Yargıtay Kararı 11. Ceza Dairesi 2013/68 E. 2014/18812 K. 10.11.2014 T.

YARGITAY KARARI
DAİRE : 11. Ceza Dairesi
ESAS NO : 2013/68
KARAR NO : 2014/18812
KARAR TARİHİ : 10.11.2014

Tebliğname No : 11 – 2010/267711
MAHKEMESİ : İstanbul Anadolu 30. Asliye Ceza Mahkemesi
TARİHİ : 03/03/2010
NUMARASI : 2008/1317 (E) ve 2010/312 (K)
SUÇ : Resmi belgede sahtecilik

1- Sanık Nezahat aşamalardaki beyanlarında, M.. Ö..’ın suça konu bonoyu H. H., S.L.ve M. A. huzurunda imzalayarak verdiğini, yazılarıda yanında getirdiği başka bir şahsa yazdırdığını, kendisinin de borcuna karşılık suça konu bonoyu diğer sanık Mustafa’ya verdiğini, sanık Mustafa’da aşamalardaki beyanlarında Nezahat’a 1999 yılından 2006 yılına kadar zaman zaman para yardımında bulunduğunu, işlerinin kötüye gitmesi nedeniyle alacağını istediğini, Nezahat’ın da suça konu bonoyu ciro ederek kendisine verdiğini beyan ettikleri, maddi gerçeğin ortaya çıkması için Nezahat’ın beyanlarında adı geçen kişilerin adresleri saptanarak tanık olarak dinlenmesi, suça konu bono üzerinde yazıların katılan ve sanıklara aidiyeti yönünden bilirkişi incelemesi yaptırılması, sanıklar arasındaki alacak verecek ilişkisinin sanıklardan da sorularak varsa buna dair belgelerin istenmesi ayrıca dosyadaki icra dosyasının incelemesinde katılan adına çıkartılan tebligatın sanık Nezahat’ın adresine çıkartıldığı ve tebligatın Nezahat tarafından alındığı da gözönüne alındığında, icra takip dosyasında katılan M.. Ö..’ın adresinin Nezahat’ın adresinin gösterilme nedeninin ve tebligat tarihinde katılanın oturduğu adresinde araştırılıp icra dosyası incelendikten sonra sanıkların hukuki durumunun değerlendirilmesi gerekirken eksik inceleme sonucu yazılı şekilde karar verilmesi,
Kabule göre de;
2- 5271 sayılı CMK’nun 5728 sayılı Yasa ile değişik 231/5. maddesi uyarınca 2 yıl veya daha az süreli hapis veya adli para cezasına ilişkin mahkumiyet hükmünün açıklanmasının geri bırakılmasına karar verilebilmesi için, sanığın daha önce kasıtlı bir suçtan mahkum olmamış bulunması, mahkemece sanığın kişilik özellikleri ile duruşmadaki tutum ve davranışları gözönünde bulundurularak yeniden suç işlemeyeceği hususunda kanaate varılması ve suçun işlenmesiyle mağdurun veya kamunun uğradığı zararın aynen iade, suçtan önceki hale getirme veya tazmin suretiyle tamamen giderilmesi gerekmektedir.
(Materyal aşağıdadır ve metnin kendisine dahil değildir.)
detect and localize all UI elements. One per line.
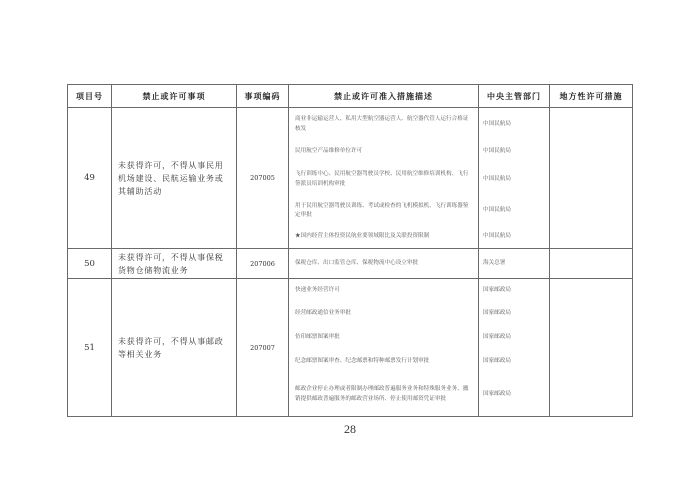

Burada, uğranılan zararlardan kast edilen maddi zararlar olup, manevi zararlar bu kapsamda değerlendirilmemelidir. Maddi zararın bizzat sanık tarafından yerine getirilmesi gerekmeyip, sanık adına onun bilgisi ve rızası tahtında üçüncü kişiler tarafından da tazmin, aynen iade veya eski hale getirme suretiyle giderilmesi de olanaklıdır. Ancak, herhangi bir zararın doğmadığı veya zarar doğurmaya elverişli bulunmayan suçlar yönünden bu koşul aranmayacaktır. Zararın belirlenmesinde hakim, ceza yargılamasında şahsi hak davasına yer verilmediği gerçeğini de gözönünde bulundurmak koşuluyla, kanaat verici basit bir araştırma yapmalı, hukuk hakimi gibi gerçek zararı tam anlamıyla saptamaya çalışmamalıdır. İncelenen dosyada sanığa yüklenen “resmi belgede sahtecilik” suçu neticesinde katılanın ne gibi bir zararının olduğunun araştırılarak CMK’nun 231. maddesinin uygulanıp uygulanmayacağının tartışılması gerekirken,yazılı gerekçeyle CMK’nun 231. maddesinin uygulanmaması,
3- TCK’nun 53/4. maddesinde kısa süreli hapis cezasının ertelenmesi halinde aynı yasanın 53/1. maddesindeki hak yoksunluklarının uygulanmayacağı hüküm altına alındığı, sanık hakkında hükmedilen ertelenen hapis cezasının kısa süreli olmadığı, 53/1-c maddesindeki hak yoksunluklarının uygulanmasına karar verilmesi gerektiği halde yazılı şekilde uygulanmamasına karar verilmesi,
Yasaya aykırı, sanık müdafiinin temyiz itirazları bu itibarla yerinde görülmüş olduğundan hükmün bu sebeplerden 5320 sayılı Kanunun 8/1. maddesi gereğince uygulanması gereken 1412 sayılı CMUK’nun 321. maddesi uyarınca BOZULMASINA, 10.11.2014 gününde oybirliğiyle karar verildi.